Australian politician

Charles Andrews (25 December 1834 – 2 July 1895) was an Australian politician in the Victorian Legislative Assembly. Andrews served as the member for Geelong twice; first in 1880, and then between 1886 and 1894.

== Early life are career ==
Andrews arrived in Melbourne in March 1853 and settled in Geelong where he worked at his father's retail draper. In around 1858, he started his own wholesale business and later founded and chaired the company, Barwon (Excelsior) Woollen Mills. He served as mayor of Newtown and Chilwell Council between 1872 and 1874. He also served as a councillor at Gordon Technical College, and chairman of Geelong Gas Company.

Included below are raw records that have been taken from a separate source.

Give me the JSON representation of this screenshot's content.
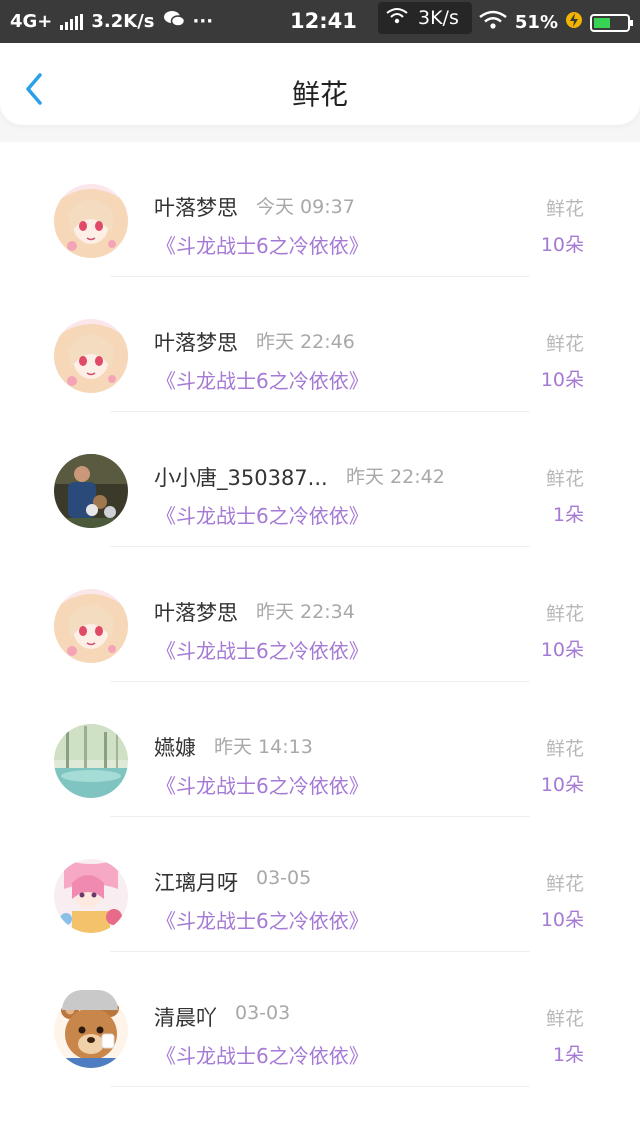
{
  "status_bar": {
    "network": "4G+",
    "speed_left": "3.2K/s",
    "more": "···",
    "time": "12:41",
    "speed_popup": "3K/s",
    "battery": "51%",
    "battery_level": 0.51
  },
  "header": {
    "title": "鲜花"
  },
  "items": [
    {
      "name": "叶落梦思",
      "time": "今天 09:37",
      "book": "《斗龙战士6之冷依依》",
      "gift": "鲜花",
      "count": "10朵",
      "avatar": "anime-girl-pink"
    },
    {
      "name": "叶落梦思",
      "time": "昨天 22:46",
      "book": "《斗龙战士6之冷依依》",
      "gift": "鲜花",
      "count": "10朵",
      "avatar": "anime-girl-pink"
    },
    {
      "name": "小小唐_350387...",
      "time": "昨天 22:42",
      "book": "《斗龙战士6之冷依依》",
      "gift": "鲜花",
      "count": "1朵",
      "avatar": "photo-person"
    },
    {
      "name": "叶落梦思",
      "time": "昨天 22:34",
      "book": "《斗龙战士6之冷依依》",
      "gift": "鲜花",
      "count": "10朵",
      "avatar": "anime-girl-pink"
    },
    {
      "name": "嬿嫝",
      "time": "昨天 14:13",
      "book": "《斗龙战士6之冷依依》",
      "gift": "鲜花",
      "count": "10朵",
      "avatar": "forest-scene"
    },
    {
      "name": "江璃月呀",
      "time": "03-05",
      "book": "《斗龙战士6之冷依依》",
      "gift": "鲜花",
      "count": "10朵",
      "avatar": "anime-girl-colorful"
    },
    {
      "name": "清晨吖",
      "time": "03-03",
      "book": "《斗龙战士6之冷依依》",
      "gift": "鲜花",
      "count": "1朵",
      "avatar": "cartoon-bear"
    }
  ],
  "colors": {
    "accent": "#a57ad4",
    "back": "#2aa0e8",
    "statusbar": "#3a3a3a"
  }
}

Andrews was first sworn in to parliament in May 1880 when he successfully contested the electoral district of Geelong in the February 1880 Victorian colonial election. Despite receiving only the second highest number of votes (behind Graham Berry), he was elected MP as Geelong was a three-member seat at the time. Andrews suffered electoral defeat in July of the same year in the July 1880 Victorian colonial election.

After his electoral defeat, Andrews established a softgoods business on Flinders Lane 1882 and later an accounting practice in Hawthorn, Victoria.

Andrews was re-elected as an MP for Geelong and served between March 1886 and September 1894, associating with the Anti-Berry, protectionist, and coalitionist blocs. He served as government whip in 1892.

== Personal life ==
Andrews was the son of Henry and Susan Andrews and married Miss Board to which they had one son and four daughters.

He died at his residence on Lisson Grove, Hawthorn on 2 July 1895, aged 60.